As executivas regionais do DEM serão dissolvidas até o dia 28 de fevereiro, data da convenção do partido.

Presidente nacional dos democratas, senador Agripino Maia, confiou ao deputado Alan Rick, responsabilidade de reordenar o partido no acre (Foto: Reprodução)
Marcus José com Assem Neto

Todas as executivas regionais do DEM serão dissolvidas até o dia 28 de fevereiro, data da convenção do partido. O presidente da legenda no Acre, Tião Bocalom, deve perder o cargo antes mesmo desta data caso não aceite compor com o senador Gladson Cameli.

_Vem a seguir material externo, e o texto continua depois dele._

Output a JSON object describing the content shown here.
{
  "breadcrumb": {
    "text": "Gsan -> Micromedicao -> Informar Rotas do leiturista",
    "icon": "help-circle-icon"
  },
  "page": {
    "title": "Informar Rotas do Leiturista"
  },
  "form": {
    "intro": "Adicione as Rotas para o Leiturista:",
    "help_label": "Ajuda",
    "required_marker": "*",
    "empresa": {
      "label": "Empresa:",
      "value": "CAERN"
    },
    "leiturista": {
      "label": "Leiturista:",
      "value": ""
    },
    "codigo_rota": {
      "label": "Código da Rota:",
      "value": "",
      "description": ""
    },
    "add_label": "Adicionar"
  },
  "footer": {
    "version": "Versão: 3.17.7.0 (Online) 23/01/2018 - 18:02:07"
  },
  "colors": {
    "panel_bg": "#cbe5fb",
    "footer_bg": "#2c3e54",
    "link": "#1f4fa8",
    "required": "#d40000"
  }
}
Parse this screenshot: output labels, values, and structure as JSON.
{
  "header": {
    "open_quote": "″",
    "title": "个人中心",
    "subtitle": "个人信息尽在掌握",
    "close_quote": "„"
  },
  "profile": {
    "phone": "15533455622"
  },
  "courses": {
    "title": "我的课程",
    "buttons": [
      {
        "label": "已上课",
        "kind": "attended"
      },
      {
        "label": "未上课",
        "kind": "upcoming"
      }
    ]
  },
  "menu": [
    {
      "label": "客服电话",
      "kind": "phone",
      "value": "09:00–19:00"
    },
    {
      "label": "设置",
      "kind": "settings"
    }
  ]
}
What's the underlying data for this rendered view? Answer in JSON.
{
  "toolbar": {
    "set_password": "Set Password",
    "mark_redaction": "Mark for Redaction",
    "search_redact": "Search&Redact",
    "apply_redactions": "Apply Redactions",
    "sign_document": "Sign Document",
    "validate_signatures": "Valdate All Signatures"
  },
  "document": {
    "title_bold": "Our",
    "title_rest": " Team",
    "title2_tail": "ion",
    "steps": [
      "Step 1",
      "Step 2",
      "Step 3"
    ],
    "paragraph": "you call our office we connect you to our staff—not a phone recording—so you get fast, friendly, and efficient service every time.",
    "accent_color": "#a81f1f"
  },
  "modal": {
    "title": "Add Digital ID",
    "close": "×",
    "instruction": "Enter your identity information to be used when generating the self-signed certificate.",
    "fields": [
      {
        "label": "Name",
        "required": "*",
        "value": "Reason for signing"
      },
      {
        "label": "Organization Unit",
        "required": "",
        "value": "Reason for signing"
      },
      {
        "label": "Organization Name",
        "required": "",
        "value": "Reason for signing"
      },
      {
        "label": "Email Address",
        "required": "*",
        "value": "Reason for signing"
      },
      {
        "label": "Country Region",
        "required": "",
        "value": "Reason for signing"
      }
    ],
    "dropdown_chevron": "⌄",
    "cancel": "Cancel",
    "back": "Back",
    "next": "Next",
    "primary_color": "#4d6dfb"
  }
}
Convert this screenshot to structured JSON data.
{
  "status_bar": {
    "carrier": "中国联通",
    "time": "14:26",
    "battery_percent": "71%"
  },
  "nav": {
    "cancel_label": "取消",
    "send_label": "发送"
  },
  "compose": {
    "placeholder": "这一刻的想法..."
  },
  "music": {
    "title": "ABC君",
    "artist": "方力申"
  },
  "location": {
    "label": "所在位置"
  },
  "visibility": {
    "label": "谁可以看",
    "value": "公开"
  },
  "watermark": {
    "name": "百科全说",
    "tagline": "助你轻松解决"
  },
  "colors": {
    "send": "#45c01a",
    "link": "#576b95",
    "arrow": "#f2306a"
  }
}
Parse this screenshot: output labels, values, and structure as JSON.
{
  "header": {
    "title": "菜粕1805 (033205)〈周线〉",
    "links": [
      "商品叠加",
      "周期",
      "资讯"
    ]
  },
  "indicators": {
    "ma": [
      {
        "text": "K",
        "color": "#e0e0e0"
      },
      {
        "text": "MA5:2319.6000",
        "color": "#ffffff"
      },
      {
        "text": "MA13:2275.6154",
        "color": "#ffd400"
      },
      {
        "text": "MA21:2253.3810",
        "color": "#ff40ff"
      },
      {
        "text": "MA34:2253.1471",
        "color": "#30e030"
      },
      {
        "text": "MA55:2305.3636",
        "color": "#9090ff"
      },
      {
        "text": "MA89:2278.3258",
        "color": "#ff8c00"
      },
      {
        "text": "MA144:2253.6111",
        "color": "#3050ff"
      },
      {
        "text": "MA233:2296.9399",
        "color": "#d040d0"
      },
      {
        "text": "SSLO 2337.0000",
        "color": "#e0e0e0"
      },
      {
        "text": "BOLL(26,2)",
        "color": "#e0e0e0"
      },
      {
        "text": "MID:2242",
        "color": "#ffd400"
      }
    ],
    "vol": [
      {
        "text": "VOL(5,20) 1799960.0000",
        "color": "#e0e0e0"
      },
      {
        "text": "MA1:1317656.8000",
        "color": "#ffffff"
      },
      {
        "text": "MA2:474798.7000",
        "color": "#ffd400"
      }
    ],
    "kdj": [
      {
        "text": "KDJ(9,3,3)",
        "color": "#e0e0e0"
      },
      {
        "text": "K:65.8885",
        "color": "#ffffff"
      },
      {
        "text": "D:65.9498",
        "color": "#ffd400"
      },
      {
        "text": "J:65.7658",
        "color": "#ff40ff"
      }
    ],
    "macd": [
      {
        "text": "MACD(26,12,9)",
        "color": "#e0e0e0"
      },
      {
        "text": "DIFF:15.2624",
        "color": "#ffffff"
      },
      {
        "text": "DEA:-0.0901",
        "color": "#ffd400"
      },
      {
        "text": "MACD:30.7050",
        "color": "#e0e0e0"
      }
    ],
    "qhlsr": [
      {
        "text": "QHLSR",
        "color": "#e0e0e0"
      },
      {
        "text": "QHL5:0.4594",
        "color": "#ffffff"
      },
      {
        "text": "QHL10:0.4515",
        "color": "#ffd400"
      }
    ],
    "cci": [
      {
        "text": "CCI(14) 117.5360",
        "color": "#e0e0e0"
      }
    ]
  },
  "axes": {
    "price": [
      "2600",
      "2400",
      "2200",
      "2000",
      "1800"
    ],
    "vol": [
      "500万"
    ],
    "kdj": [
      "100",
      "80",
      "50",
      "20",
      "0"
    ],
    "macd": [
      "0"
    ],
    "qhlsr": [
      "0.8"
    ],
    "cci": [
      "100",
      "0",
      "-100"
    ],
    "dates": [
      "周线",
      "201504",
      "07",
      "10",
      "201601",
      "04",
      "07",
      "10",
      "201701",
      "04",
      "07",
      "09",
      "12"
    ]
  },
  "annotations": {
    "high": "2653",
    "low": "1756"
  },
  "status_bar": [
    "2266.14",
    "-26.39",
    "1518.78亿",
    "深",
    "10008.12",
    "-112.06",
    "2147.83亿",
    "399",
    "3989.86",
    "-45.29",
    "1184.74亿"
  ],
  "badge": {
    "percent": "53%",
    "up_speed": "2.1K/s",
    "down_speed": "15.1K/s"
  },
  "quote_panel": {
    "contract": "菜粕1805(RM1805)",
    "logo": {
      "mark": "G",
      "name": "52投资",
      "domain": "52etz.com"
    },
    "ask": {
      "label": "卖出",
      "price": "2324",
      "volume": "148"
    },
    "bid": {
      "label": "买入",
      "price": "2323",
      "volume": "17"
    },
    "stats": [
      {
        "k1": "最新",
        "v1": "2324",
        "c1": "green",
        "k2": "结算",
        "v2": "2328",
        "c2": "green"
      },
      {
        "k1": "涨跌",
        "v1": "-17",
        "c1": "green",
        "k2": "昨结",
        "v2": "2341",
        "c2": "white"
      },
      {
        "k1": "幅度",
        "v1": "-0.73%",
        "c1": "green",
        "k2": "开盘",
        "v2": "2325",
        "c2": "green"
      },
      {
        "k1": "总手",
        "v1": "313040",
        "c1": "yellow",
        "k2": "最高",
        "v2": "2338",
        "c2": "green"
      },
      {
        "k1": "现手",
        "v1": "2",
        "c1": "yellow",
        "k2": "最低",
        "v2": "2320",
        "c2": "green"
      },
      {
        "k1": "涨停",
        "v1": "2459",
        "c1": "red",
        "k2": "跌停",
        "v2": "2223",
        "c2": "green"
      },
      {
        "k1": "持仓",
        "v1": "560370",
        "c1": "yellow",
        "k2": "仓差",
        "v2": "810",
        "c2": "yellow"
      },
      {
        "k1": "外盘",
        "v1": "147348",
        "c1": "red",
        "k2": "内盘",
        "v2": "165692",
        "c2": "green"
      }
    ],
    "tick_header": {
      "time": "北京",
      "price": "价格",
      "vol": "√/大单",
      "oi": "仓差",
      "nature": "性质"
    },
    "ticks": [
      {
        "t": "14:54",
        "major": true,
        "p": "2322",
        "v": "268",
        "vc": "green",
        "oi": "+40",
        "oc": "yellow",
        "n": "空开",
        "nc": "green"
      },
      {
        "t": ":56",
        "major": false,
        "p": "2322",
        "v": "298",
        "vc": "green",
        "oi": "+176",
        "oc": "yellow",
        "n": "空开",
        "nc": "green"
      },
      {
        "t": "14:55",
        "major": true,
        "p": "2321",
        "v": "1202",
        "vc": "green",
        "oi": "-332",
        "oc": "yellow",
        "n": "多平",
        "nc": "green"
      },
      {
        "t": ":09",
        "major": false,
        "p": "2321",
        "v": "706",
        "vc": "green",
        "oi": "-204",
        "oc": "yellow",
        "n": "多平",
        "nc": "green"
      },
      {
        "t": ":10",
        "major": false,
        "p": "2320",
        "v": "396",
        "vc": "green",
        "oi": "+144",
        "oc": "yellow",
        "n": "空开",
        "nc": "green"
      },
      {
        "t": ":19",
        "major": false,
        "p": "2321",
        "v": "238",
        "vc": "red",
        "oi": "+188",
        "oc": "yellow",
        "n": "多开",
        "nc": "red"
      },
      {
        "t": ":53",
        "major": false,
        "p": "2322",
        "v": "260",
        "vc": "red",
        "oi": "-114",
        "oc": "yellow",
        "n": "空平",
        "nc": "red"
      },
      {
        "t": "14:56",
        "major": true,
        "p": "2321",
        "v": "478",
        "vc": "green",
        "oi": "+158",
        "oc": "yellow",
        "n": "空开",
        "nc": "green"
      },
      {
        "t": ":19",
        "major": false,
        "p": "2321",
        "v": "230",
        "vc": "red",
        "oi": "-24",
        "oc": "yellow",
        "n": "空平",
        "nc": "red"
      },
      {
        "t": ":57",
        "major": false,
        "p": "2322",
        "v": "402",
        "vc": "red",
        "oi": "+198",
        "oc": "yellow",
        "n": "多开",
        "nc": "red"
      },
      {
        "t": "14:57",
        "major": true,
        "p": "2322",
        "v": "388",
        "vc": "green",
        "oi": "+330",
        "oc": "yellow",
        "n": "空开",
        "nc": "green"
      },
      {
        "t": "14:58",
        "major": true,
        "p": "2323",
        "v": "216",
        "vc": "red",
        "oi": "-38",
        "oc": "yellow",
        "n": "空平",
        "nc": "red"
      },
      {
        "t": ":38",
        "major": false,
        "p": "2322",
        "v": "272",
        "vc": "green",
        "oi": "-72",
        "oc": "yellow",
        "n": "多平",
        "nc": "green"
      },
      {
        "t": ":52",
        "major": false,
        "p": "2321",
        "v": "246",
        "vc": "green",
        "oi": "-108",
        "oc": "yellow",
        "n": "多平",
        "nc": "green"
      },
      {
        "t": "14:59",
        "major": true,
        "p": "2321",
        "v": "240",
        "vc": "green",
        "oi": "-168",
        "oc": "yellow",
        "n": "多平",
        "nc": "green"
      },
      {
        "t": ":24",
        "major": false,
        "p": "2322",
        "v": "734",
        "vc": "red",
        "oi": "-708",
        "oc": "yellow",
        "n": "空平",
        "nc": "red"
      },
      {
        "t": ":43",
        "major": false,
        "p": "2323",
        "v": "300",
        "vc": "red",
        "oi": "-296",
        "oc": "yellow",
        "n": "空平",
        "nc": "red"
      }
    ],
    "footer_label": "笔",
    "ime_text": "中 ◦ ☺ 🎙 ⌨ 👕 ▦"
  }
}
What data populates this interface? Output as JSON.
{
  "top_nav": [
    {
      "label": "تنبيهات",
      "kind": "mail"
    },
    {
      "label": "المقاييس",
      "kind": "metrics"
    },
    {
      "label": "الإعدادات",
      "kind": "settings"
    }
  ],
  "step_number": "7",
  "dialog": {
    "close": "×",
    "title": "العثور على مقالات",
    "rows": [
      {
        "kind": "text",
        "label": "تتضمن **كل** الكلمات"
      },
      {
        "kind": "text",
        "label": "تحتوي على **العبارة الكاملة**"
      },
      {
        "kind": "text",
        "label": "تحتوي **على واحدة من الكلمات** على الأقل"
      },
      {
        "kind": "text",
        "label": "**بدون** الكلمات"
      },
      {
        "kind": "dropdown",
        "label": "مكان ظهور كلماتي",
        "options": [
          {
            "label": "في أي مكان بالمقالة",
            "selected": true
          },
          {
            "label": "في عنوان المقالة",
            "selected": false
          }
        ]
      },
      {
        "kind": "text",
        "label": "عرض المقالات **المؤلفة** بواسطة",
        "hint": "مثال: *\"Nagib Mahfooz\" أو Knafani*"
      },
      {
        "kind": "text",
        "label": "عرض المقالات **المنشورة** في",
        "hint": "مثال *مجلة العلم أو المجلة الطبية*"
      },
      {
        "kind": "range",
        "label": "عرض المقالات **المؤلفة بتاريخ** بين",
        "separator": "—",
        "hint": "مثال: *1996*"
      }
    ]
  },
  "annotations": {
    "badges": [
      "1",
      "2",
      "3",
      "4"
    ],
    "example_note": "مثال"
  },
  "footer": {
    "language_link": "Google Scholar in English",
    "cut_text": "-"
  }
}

Em reunião da Executiva Nacional do DEM, que aconteceu em novembro de 2017, os cardeais do partido decidiram dissolver seus diretórios estaduais. A articulação seria uma estratégia para tentar desvincular a imagem da legenda do escândalo da Lava Jato, a articulação aconteceu após o presidente nacional da sigla, o senador Agripino Maia ser denunciado por supostamente atuar para destravar um financiamento do BNDES para a obra da Arena das Dunas, em Natal, em troca de propina da construtora OAS. A intenção da cúpula do DEM é substituir o senador investigado e todos os presidentes estaduais na convenção nacional em fevereiro.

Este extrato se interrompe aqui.